There is a scary side to a world of perfect justice. At some point we realize that we're part of the problem, not just the ones longing for a solution. We are insurrectionists. We ourselves have rebelled against God in a hundred ways. We thirst for justice, but in our more honest moments we are very much aware of our own guilt.
Alexander Solzhenitsyn suffered terribly at the hands of the Soviets. One of his best known statements is this: "Gradually it was disclosed to me that the line separating good and evil passes not through states, nor between classes, nor between political parties either—but right through every human heart."
Everyone of us is damaged. That's why this judgment scares us.
We have a God who experienced our judgment for us.
On the cross, Jesus Christ experienced God's judgment in the fullest sense. Again, that judgment is the turning away of the Father. We get a sense of that judgment when Jesus cries out, "My God, My God, why have you forsaken me?" On the cross the sun goes out; the total freeze occurs. He experiences God's judgment in the fullest sense. God's presence is removed from him.

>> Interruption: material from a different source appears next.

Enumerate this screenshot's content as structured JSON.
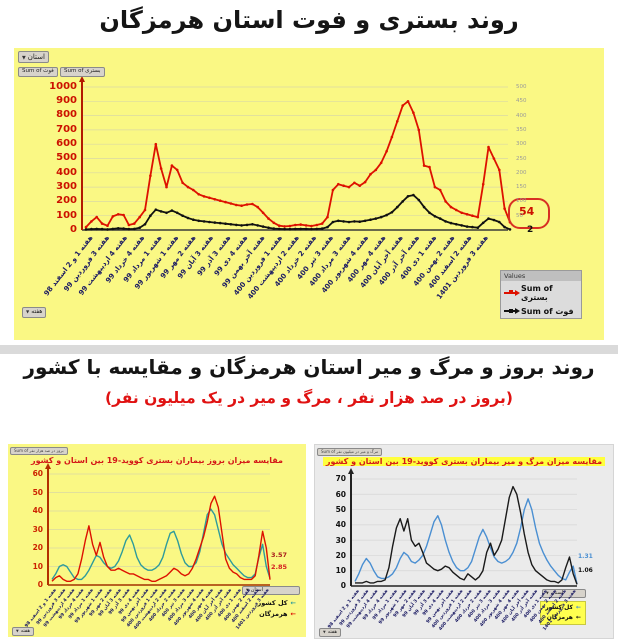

There is nothing within Jesus that calls for judgment. He is doing this for us. He is taking our sin and judgment on himself. When we place our trust in him his death is applied to us. Our sin has been punished in him.
God is a God of mercy and compassion. He is willing to do whatever is necessary to make forgiveness available to us. We see that with the cross. Jesus came to seek and save those who are lost. That is God's heart.
Because we have a God who judges, we are now able to forgive others.
Paul is writing to people living in a world of persecution. These are people who have lost husbands, wives, sons, daughters. People were doing horrible things to them. How do they respond to that? They don't have to. We don't have to, because God is the judge. That role will kill us if we take it on ourselves. It will leave us angry and bitter.
I live with a good theologian. When someone has done something really offensive, something painful, my wife on more than one occasion has said: "We don't have to worry about that; that's not our issue. He/she will have to answer to God for that." And that person will. Because God will judge, we can extend forgiveness.
God's judgment will transform the world. Even now, it will transform our lives.
Jim Nite is the pastor of Center Point Community church in Naples, FL.